Dec. 2011/Jan. 2012 / Features
Weighing Pros and Cons of Power Co-Generation
New technologies combined with government incentives have created new opportunities for energy users to seek out diverse sources of supply and potentially reap significant economic benefits for doing so. Issues of cost and risk are primary. The team studying the project should include experts in a variety of areas, including technology, markets, and legal issues. Each of these can have a major impact on project risk as well as securing financing.
Ascertain what the allowances are in your state for “net metering” (selling power back to the grid), and whether there are other policies that might give the system certain competitive advantages.

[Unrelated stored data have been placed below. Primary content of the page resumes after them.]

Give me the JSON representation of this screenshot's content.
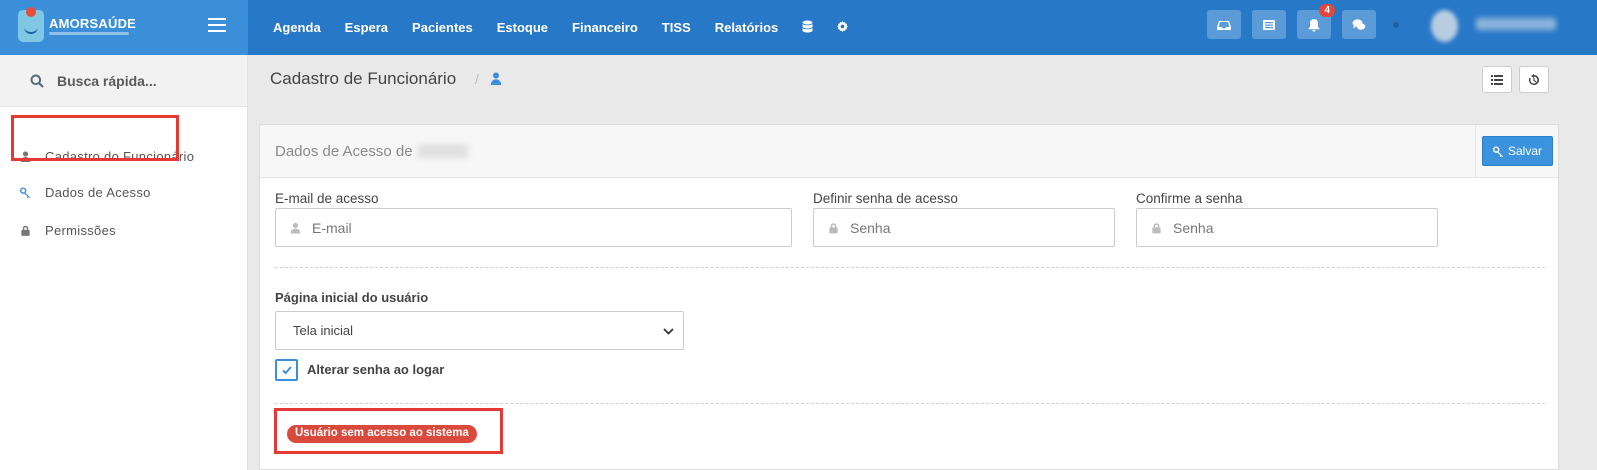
{
  "brand": {
    "name": "AMORSAÚDE"
  },
  "nav": {
    "items": [
      "Agenda",
      "Espera",
      "Pacientes",
      "Estoque",
      "Financeiro",
      "TISS",
      "Relatórios"
    ],
    "extra_icons": [
      "database-icon",
      "gear-icon"
    ]
  },
  "toolbar": {
    "notifications_count": "4"
  },
  "sidebar": {
    "search_label": "Busca rápida...",
    "items": [
      {
        "label": "Cadastro do Funcionário",
        "icon": "user-icon"
      },
      {
        "label": "Dados de Acesso",
        "icon": "key-icon",
        "active": true
      },
      {
        "label": "Permissões",
        "icon": "lock-icon"
      }
    ]
  },
  "page": {
    "title": "Cadastro de Funcionário"
  },
  "panel": {
    "title": "Dados de Acesso de",
    "save_label": "Salvar",
    "email_label": "E-mail de acesso",
    "email_placeholder": "E-mail",
    "password_label": "Definir senha de acesso",
    "password_placeholder": "Senha",
    "confirm_label": "Confirme a senha",
    "confirm_placeholder": "Senha",
    "home_label": "Página inicial do usuário",
    "home_value": "Tela inicial",
    "change_password_label": "Alterar senha ao logar",
    "change_password_checked": true,
    "status_text": "Usuário sem acesso ao sistema"
  },
  "colors": {
    "topbar": "#2878c8",
    "accent": "#3b8fd9",
    "danger": "#d94a3d",
    "highlight": "#e53935"
  }
}
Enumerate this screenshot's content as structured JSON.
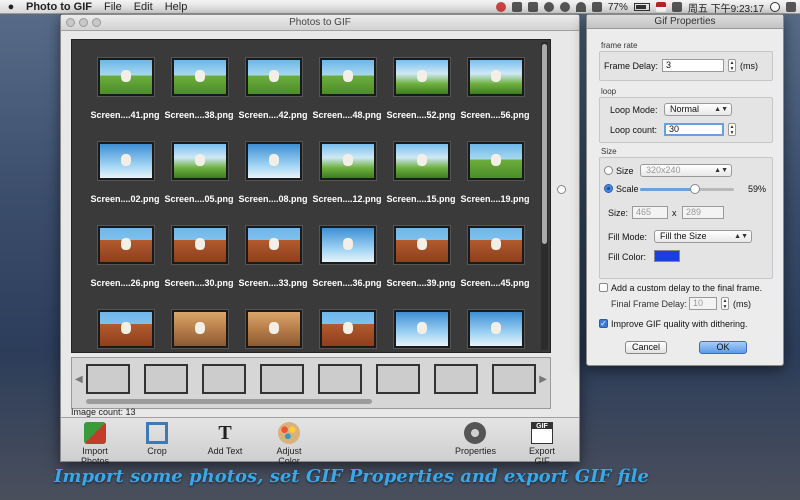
{
  "menubar": {
    "app_name": "Photo to GIF",
    "menus": [
      "File",
      "Edit",
      "Help"
    ],
    "battery": "77%",
    "clock": "周五 下午9:23:17"
  },
  "window": {
    "title": "Photos to GIF",
    "images": [
      {
        "caption": "Screen....41.png",
        "style": "t-scene"
      },
      {
        "caption": "Screen....38.png",
        "style": "t-scene"
      },
      {
        "caption": "Screen....42.png",
        "style": "t-scene"
      },
      {
        "caption": "Screen....48.png",
        "style": "t-scene"
      },
      {
        "caption": "Screen....52.png",
        "style": "t-fence"
      },
      {
        "caption": "Screen....56.png",
        "style": "t-fence"
      },
      {
        "caption": "Screen....02.png",
        "style": "t-sky"
      },
      {
        "caption": "Screen....05.png",
        "style": "t-fence"
      },
      {
        "caption": "Screen....08.png",
        "style": "t-sky"
      },
      {
        "caption": "Screen....12.png",
        "style": "t-fence"
      },
      {
        "caption": "Screen....15.png",
        "style": "t-fence"
      },
      {
        "caption": "Screen....19.png",
        "style": "t-scene"
      },
      {
        "caption": "Screen....26.png",
        "style": "t-roof"
      },
      {
        "caption": "Screen....30.png",
        "style": "t-roof"
      },
      {
        "caption": "Screen....33.png",
        "style": "t-roof"
      },
      {
        "caption": "Screen....36.png",
        "style": "t-sky"
      },
      {
        "caption": "Screen....39.png",
        "style": "t-roof"
      },
      {
        "caption": "Screen....45.png",
        "style": "t-roof"
      },
      {
        "caption": "",
        "style": "t-roof"
      },
      {
        "caption": "",
        "style": "t-room"
      },
      {
        "caption": "",
        "style": "t-room"
      },
      {
        "caption": "",
        "style": "t-roof"
      },
      {
        "caption": "",
        "style": "t-sky"
      },
      {
        "caption": "",
        "style": "t-sky"
      }
    ],
    "strip_frames": [
      "t-scene",
      "t-scene",
      "t-fence",
      "t-sky",
      "t-scene",
      "t-room",
      "t-scene",
      "t-scene"
    ],
    "image_count_label": "Image count:",
    "image_count": "13",
    "toolbar": {
      "import": "Import Photos",
      "crop": "Crop",
      "add_text": "Add Text",
      "adjust_color": "Adjust Color",
      "properties": "Properties",
      "export": "Export GIF",
      "export_icon_text": "GIF"
    }
  },
  "gif_properties": {
    "title": "Gif Properties",
    "frame_rate": {
      "section": "frame rate",
      "delay_label": "Frame Delay:",
      "delay_value": "3",
      "unit": "(ms)"
    },
    "loop": {
      "section": "loop",
      "mode_label": "Loop Mode:",
      "mode_value": "Normal",
      "count_label": "Loop count:",
      "count_value": "30"
    },
    "size": {
      "section": "Size",
      "size_option_label": "Size",
      "size_preset": "320x240",
      "scale_option_label": "Scale",
      "selected_option": "scale",
      "scale_percent": 59,
      "scale_text": "59%",
      "size_label": "Size:",
      "width": "465",
      "times": "x",
      "height": "289",
      "fill_mode_label": "Fill Mode:",
      "fill_mode_value": "Fill the Size",
      "fill_color_label": "Fill Color:",
      "fill_color": "#1a3ee0"
    },
    "final_delay": {
      "checkbox_label": "Add a custom delay to the final frame.",
      "checked": false,
      "delay_label": "Final Frame Delay:",
      "delay_value": "10",
      "unit": "(ms)"
    },
    "dithering": {
      "label": "Improve GIF quality with dithering.",
      "checked": true
    },
    "cancel": "Cancel",
    "ok": "OK"
  },
  "banner": "Import some photos, set GIF Properties and export GIF file"
}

Some projects and incentives will require special fuels that could increase the company’s ongoing expenses. If the system needs bio-gas rather than standard gasoline, for example, this factor must be weighed along with whatever government incentive there might be.

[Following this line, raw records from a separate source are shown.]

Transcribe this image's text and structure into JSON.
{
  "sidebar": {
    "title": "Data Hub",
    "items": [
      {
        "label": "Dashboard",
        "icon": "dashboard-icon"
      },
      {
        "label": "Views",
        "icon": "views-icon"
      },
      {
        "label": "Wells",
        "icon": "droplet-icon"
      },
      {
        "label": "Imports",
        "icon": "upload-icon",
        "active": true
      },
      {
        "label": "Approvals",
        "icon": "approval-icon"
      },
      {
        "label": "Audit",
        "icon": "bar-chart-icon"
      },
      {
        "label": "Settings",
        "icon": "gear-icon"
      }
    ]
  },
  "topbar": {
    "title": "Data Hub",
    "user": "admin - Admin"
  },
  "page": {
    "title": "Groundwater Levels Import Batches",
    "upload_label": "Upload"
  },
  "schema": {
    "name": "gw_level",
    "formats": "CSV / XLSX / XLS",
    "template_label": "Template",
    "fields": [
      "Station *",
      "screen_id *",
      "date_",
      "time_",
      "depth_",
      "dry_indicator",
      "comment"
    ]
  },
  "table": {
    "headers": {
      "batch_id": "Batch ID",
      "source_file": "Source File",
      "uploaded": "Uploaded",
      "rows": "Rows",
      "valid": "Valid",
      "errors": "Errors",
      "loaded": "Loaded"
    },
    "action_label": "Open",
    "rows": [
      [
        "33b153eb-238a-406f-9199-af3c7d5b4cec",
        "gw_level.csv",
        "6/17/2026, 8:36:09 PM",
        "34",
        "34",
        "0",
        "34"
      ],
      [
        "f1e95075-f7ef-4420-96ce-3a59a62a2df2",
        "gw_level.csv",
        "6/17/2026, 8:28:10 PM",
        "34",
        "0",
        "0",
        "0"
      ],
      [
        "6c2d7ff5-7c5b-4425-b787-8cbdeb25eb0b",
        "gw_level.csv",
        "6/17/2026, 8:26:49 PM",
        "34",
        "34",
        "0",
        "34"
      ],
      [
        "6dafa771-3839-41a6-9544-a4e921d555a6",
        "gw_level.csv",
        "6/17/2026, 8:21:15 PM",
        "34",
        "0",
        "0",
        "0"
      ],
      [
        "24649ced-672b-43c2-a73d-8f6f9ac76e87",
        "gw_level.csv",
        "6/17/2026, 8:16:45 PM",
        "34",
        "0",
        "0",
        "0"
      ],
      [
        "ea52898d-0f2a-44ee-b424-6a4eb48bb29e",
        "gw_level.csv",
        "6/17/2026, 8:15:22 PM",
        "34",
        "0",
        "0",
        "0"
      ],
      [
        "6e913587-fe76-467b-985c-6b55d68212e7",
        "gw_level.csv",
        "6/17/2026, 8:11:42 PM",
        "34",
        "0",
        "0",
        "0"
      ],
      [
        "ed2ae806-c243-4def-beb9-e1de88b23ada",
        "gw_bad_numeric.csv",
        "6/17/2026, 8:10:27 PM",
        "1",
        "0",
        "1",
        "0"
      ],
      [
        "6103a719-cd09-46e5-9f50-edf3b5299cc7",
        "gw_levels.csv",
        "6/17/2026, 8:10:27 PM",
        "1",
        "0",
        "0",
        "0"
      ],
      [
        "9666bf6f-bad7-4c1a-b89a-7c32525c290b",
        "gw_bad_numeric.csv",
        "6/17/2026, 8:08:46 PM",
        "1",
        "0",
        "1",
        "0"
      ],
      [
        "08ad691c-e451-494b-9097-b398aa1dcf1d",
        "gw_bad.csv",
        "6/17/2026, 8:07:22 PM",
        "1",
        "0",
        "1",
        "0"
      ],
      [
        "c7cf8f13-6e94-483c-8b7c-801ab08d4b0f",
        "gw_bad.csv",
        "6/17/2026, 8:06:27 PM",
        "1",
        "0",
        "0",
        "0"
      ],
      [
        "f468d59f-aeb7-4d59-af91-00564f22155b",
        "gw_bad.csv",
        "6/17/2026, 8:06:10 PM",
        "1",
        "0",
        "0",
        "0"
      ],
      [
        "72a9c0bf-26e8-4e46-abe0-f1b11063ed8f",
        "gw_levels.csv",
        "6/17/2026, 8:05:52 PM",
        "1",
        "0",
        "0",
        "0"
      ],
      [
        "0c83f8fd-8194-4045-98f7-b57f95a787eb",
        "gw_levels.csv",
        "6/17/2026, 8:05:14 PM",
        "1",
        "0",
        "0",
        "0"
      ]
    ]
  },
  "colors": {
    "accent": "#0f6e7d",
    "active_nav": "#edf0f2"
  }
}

The team also should look closely at liability and insurance issues. The major investments themselves must be insured, but that may affect other areas of the plant’s insurance footprint, as well. Installation, maintenance and operational risks all must be carefully considered. If equipment is being installed, when does title and risk transfer? Confirm that the entire system works properly prior to accepting delivery.
According to the American Public Power Association, renewable sources make up about 36.1 percent of the fuel mix for plants coming online in 2011. That number is certain to increase in years to come.